Geldsommen, onder de Ned. Republiek betaald aan ambtenaren der justitie, ook wel aan regenten, magistraten en ambachtsheeren, voor Kath. godsdienstoefening in strijd met de ➝ plakkaten; onderscheiden in:
a) vaste r. (jaarlijksche); hierbij kwamen soms „opcenten”, o.a. rokkengeld voor de ambtskleeding van dienaren der justitie;
b) occasioneele r.:
1. admissie- en permissiegelden voor het toelaten van een missionaris of voor het openen, heropenen of verbouwen van een kerk;
2. bienvenuegelden, ook „gouden handschoenen” genoemd, ter verwelkoming van een nieuwen baljuw, schout of ambachtsheer.
De practijk van dit zgn. composeeren ontstond al kort na 1581 en groeide tot een uitbuitingsstelsel, vnl. in Holland, en de Generaliteitslanden. In Holl. werden te lande grove r. geheven, ook in Leiden, Delft, Gouda, Enkhuizen; te Amsterdam bijna geen, te Rotterdam en Haarlem sedert eind 17e e. heel geen.
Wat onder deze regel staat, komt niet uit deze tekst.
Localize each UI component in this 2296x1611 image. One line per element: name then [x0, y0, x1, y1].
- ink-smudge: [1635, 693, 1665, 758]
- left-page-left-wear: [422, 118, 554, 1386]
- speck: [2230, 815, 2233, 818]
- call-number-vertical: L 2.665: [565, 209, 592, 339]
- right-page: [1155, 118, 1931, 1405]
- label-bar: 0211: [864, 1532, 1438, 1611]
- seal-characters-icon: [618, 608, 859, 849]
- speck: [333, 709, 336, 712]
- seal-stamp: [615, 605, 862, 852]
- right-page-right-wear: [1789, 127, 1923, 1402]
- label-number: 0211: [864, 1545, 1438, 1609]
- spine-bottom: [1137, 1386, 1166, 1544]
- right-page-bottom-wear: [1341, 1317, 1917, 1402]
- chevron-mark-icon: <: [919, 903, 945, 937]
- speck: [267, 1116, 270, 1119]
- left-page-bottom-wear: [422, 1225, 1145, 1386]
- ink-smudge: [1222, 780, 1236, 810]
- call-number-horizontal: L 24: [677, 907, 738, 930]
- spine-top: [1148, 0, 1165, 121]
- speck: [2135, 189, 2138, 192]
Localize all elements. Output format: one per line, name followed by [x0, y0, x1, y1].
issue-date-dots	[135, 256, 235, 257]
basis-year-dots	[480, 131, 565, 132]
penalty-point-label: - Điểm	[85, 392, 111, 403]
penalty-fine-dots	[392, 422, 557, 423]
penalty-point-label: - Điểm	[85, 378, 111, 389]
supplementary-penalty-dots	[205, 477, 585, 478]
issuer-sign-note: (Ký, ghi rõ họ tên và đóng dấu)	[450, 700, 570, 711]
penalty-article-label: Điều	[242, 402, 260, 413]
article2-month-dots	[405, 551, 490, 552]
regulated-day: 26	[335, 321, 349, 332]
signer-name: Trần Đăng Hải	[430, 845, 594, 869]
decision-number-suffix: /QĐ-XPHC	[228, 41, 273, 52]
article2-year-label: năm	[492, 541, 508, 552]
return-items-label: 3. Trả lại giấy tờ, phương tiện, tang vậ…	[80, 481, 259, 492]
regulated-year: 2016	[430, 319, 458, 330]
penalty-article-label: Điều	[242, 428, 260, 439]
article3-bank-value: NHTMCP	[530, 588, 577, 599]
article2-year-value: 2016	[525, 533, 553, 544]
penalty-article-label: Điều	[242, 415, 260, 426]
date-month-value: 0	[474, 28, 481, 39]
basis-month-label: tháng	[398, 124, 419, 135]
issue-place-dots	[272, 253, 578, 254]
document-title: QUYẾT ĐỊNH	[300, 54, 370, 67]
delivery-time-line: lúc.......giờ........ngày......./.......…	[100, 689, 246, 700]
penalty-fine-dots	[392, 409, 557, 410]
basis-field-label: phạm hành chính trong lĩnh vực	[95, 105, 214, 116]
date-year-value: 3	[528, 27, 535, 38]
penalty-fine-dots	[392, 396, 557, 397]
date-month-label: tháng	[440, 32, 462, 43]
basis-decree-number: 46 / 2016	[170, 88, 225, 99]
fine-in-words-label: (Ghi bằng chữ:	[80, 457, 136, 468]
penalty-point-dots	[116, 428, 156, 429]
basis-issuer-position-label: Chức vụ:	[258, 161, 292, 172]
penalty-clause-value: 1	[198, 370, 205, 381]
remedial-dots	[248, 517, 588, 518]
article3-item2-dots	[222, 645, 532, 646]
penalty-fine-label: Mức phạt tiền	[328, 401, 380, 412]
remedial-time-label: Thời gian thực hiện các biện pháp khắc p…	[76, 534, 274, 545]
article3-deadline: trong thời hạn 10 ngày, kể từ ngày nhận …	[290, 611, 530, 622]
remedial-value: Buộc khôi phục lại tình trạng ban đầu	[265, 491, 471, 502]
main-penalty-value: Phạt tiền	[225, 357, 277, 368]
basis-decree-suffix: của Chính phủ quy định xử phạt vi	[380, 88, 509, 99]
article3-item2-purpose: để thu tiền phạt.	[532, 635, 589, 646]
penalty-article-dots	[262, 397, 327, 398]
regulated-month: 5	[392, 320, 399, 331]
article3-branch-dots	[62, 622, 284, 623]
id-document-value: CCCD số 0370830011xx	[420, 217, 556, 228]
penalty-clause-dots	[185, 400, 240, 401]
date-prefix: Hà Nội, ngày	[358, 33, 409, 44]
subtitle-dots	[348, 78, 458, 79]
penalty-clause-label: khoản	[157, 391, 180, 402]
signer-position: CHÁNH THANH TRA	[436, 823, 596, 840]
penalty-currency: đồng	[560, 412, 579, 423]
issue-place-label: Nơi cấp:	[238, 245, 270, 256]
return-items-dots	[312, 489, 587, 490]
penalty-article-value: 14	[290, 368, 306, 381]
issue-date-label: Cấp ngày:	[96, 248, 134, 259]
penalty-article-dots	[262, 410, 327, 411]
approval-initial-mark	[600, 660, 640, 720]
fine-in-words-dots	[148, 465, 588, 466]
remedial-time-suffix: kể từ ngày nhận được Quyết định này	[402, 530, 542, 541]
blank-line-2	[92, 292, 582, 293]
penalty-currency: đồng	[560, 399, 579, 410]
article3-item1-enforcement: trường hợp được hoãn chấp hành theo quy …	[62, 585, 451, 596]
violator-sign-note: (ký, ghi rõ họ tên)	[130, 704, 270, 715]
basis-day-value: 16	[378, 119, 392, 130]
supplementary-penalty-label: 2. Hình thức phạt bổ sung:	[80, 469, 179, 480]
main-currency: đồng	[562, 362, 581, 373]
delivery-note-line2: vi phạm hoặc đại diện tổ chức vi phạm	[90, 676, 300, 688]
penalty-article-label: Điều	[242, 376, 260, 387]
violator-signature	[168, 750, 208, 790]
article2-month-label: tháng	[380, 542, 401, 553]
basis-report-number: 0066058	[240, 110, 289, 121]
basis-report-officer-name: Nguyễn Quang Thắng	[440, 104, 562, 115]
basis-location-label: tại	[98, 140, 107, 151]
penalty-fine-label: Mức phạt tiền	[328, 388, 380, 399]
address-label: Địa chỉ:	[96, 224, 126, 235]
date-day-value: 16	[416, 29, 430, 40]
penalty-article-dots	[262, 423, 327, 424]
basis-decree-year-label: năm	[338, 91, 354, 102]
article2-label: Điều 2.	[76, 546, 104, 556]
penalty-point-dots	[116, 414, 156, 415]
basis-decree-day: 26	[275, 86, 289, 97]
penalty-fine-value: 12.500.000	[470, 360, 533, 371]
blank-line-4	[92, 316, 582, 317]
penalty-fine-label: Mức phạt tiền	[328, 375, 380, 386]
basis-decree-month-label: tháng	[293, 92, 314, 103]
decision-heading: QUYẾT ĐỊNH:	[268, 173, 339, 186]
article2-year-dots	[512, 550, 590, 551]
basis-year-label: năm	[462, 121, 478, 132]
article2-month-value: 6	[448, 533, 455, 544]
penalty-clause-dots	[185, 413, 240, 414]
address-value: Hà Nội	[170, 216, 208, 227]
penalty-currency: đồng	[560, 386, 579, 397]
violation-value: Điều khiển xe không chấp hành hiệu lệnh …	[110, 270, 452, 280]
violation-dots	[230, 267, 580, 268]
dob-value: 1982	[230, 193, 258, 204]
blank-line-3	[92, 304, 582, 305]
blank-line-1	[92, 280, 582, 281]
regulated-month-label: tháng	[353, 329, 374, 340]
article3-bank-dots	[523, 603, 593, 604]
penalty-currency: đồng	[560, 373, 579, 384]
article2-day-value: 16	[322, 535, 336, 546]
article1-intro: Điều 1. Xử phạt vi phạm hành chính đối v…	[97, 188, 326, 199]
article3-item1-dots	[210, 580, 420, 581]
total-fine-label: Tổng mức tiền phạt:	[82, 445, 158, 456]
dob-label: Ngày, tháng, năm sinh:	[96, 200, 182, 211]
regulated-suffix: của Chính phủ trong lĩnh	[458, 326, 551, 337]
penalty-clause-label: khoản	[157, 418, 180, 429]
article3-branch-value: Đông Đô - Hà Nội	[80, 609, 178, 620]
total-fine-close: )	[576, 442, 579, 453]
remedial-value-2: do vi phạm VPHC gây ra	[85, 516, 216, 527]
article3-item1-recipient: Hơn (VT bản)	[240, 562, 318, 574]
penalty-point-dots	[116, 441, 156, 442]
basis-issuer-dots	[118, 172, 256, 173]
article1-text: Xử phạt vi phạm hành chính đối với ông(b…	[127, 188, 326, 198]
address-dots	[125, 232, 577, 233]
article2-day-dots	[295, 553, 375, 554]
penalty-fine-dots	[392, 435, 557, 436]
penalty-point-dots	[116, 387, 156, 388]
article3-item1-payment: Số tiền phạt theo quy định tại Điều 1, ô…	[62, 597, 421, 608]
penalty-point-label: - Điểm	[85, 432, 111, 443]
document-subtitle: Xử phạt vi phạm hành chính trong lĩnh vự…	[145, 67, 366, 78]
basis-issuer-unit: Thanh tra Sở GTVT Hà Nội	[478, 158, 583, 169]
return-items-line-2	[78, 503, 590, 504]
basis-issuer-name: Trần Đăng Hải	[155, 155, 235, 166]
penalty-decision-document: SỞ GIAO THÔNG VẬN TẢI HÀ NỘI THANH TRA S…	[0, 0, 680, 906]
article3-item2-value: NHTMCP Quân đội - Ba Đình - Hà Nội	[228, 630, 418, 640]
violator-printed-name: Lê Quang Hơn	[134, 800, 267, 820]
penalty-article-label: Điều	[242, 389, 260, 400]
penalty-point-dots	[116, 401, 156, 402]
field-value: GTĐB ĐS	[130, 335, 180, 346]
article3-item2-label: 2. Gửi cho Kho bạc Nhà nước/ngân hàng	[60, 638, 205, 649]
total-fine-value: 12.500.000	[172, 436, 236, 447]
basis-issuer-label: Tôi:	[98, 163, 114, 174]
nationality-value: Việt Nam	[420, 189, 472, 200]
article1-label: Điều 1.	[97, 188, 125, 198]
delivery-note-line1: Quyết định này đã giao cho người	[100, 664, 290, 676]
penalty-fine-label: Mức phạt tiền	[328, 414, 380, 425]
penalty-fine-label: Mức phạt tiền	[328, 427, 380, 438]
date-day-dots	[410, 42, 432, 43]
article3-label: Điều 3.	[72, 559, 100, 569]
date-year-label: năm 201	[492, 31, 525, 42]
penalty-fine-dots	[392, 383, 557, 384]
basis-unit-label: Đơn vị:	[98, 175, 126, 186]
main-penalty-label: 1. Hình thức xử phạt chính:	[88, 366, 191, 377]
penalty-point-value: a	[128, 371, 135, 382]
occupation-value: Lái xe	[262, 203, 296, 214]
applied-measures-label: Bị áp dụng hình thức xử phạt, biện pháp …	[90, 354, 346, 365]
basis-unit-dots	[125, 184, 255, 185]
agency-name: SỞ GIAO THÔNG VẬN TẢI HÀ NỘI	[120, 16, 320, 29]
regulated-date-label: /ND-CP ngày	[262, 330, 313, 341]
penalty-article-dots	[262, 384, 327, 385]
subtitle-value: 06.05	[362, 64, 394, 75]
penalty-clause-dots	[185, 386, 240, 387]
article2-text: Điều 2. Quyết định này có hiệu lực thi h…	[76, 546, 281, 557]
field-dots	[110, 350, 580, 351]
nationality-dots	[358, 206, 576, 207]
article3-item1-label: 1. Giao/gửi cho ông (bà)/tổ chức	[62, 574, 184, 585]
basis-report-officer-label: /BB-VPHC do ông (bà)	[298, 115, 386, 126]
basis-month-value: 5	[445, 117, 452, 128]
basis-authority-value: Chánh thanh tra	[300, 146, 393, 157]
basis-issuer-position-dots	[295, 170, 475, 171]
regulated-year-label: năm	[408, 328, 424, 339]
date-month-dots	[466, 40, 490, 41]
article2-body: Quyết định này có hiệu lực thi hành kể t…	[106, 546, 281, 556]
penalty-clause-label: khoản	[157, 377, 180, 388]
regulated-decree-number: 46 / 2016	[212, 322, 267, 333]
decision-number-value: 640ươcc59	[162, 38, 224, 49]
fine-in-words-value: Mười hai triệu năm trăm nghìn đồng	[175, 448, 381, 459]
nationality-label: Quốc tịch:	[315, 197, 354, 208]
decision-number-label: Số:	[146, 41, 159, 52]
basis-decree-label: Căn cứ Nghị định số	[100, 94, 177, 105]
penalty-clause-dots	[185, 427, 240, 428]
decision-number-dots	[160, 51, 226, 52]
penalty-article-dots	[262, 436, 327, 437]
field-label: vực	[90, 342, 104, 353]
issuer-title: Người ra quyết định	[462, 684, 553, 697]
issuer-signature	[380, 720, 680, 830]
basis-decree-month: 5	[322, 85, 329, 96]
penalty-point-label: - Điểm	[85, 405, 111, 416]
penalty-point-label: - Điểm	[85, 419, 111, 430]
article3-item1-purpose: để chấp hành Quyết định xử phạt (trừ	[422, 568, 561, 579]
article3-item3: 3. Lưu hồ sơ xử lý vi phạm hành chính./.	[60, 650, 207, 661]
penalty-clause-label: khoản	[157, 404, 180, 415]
Omstr. 1730 betaalden de Holl. Kath. per jaar ruim 25 000 gld. vast; aan admissiegeld bovendien p. j. 5 5 10 duizend gld. In de Generaliteitslanden waren de r. veel lager, vooral de admissiegelden, maar ze drukten de armere bevolking niet minder. Sinds 1622 was het composeeren streng verboden, maar het verbod bleef een wassen neus.
De „Verlichting” en de betrekking van Katholieken tot de patriottische beweging leidden ca. 1780 in Holland tot verlaging, 1786 tot afschaffing der occas. r., 1787 der vaste r. In het overige deel der Republiek volgde de afschaffing officieel eerst 1796.
Lit. : ➝ Plakkaat; ➝ Hollandsche Zending. Rogier.